Friday, April 9, 2010

Getting Lost With Bluebonnets On Fort Worth's Tandy Hills

For reasons not of my design, I spent more time on the Tandy Hills today than any day previous.

And I saw the Tandy Hills first bluebonnets of the year. A big patch of the State Wildflower of Texas was coloring up the top of Tandy Mountain, near the Fort Worth Needle.

One of my informers had informed me that I needed to check out and possibly photograph something possibly nefarious going on on the Chesapeake Energy Thomas Pad Site at the end of Scott Avenue.

So, that was my Tandy Hills goal today. To hike from Tandy Mountain to Ben Avenue to look down on the Chesapeake operation to see what those bad boys are up to.

To get to that part of the Tandy Hills requires hiking on the west side of the main entry trail. This is the Tandy Hills zone less traveled. I can't really get lost on the Tandy Hills, you can always get your bearings. But, I can manage to get off trail and then have to blaze a new one to find my way back to civilization.

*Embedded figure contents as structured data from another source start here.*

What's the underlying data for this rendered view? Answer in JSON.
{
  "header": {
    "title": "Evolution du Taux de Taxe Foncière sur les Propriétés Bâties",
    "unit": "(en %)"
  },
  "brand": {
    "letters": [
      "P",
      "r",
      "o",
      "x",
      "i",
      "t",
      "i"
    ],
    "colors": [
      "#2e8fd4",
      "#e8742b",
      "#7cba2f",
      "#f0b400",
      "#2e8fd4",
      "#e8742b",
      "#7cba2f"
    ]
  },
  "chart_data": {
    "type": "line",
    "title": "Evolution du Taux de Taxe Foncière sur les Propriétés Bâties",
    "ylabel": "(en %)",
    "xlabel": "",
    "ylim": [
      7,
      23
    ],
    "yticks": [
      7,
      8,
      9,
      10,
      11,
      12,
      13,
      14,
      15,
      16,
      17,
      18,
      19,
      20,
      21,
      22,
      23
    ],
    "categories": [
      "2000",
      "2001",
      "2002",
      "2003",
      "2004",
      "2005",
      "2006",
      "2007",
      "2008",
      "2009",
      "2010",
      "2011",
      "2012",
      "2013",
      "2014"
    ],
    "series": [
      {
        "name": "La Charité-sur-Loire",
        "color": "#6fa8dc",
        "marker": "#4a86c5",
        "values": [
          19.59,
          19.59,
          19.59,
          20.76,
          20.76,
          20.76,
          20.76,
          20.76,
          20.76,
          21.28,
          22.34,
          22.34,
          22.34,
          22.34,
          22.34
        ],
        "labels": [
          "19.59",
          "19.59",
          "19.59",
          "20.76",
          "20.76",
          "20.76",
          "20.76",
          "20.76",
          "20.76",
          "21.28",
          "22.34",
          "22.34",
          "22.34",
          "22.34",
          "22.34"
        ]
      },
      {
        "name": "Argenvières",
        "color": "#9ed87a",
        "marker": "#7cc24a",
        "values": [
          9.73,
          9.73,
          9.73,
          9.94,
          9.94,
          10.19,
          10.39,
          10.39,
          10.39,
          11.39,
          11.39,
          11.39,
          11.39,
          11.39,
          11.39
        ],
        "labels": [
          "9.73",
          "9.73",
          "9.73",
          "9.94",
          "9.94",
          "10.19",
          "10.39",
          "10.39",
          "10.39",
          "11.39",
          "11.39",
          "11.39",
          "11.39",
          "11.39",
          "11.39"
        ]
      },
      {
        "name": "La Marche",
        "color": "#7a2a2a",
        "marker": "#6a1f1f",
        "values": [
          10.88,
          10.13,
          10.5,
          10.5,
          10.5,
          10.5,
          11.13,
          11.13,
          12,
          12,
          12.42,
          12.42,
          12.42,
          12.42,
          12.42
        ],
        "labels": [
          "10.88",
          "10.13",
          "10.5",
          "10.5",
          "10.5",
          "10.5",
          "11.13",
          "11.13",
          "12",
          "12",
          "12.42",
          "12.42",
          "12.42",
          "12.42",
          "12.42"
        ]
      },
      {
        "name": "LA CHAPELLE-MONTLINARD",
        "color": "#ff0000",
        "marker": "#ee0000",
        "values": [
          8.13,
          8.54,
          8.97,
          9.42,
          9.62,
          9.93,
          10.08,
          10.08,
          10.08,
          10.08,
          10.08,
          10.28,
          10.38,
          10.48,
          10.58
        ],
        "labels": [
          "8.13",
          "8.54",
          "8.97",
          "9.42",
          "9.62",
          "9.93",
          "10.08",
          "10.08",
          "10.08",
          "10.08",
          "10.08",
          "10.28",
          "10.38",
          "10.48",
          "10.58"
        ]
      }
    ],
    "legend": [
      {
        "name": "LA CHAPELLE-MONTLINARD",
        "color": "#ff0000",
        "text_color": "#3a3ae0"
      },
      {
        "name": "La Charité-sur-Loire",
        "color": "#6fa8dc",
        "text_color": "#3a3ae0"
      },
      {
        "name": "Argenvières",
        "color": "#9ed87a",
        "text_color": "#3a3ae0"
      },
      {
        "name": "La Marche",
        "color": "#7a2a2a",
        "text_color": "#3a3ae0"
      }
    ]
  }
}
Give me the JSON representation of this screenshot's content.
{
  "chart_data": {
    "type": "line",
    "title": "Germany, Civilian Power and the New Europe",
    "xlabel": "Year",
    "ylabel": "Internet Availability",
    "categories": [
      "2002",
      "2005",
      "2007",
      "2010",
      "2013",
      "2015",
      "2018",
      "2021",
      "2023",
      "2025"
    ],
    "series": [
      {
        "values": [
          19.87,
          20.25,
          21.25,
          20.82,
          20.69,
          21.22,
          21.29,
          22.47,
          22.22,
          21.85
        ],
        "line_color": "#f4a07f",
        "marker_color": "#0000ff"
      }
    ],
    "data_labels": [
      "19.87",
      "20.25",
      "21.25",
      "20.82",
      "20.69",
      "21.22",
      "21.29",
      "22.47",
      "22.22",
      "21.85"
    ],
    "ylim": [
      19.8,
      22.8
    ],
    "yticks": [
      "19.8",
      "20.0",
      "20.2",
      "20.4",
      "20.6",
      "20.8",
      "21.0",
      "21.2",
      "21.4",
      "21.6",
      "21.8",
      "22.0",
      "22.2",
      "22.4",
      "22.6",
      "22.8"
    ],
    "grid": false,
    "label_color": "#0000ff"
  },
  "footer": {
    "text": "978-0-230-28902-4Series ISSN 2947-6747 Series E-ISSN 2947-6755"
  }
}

It is sort of like finding your way out of a maze.

It's not like when I've gotten lost at a place like Dinosaur Valley State Park. There, I have lost my bearings. I got lost there, so bad, Christmas Day of 2002, the sun was setting, I was panicking, almost ready to leave my bike and see if I could hike out of there, but suddenly the confusing trailmarkers quit being confusing and I realized where I'd been turning wrong and I got out right as the sun left for the night.

My little semi-lost escapade today turned what is usually about 45 minutes of hill hiking into an hour and a half.

On the wild west side I did come upon a really bright wildflower I do not recollect seeing before coloring up the Tandy Hills.

After about a half hour of going up and down and around and under various hills, valleys and areas of thick brush, I finally popped out into familiar territory, seeing my vehicular transport in the distance.

That is a zoomed view, looking east towards where my mechanized mobile device is parked. It's the white dot slightly to the right of the flag. The zoomed view takes out the hills and compresses the distance. But, without zooming the mechanized mobile device is not visible.

So, I have had myself an unintentional amp up of the exercise regimen today. It's fun getting semi-lost. And aerobic.

3 comments:

Don Young said...

Your pics are getting better.

twister said...

I agree, the daisies are especially nice. Lit from the side and in an almost soft focus.
So you had a little scare in Glen Rose, did you? What were some of the panicky thoughts crowding out your ability to think lucidly? Thoughts of night time cold and mountain lions. Visions of steep deadly drops onto the rocks below? Surely someone who has hiked through the densely treed forests of the north west has an old compass tucked away somewhere.
I remember reading in the paper about the Fossil Rim Wildlife Center, down in that part of the world. Fossil Rim had obtained some animals from Africa and someone who had attended the animals delivery said that the country side down around Glen Rose looked, to him (the African)very much like Africa. A wildness, that in part, has been scrubbed clean of much of its wildness.

Durango said...

Twister, a compass was of no use. If you've not biked the trails at Dinosaur Valley, you really need to do so. There are a lot of them. And they are confusing.

If you've not visited Fossil Rim Wildlife Center you really need to do that too. It's the funnest thing I've done in Texas.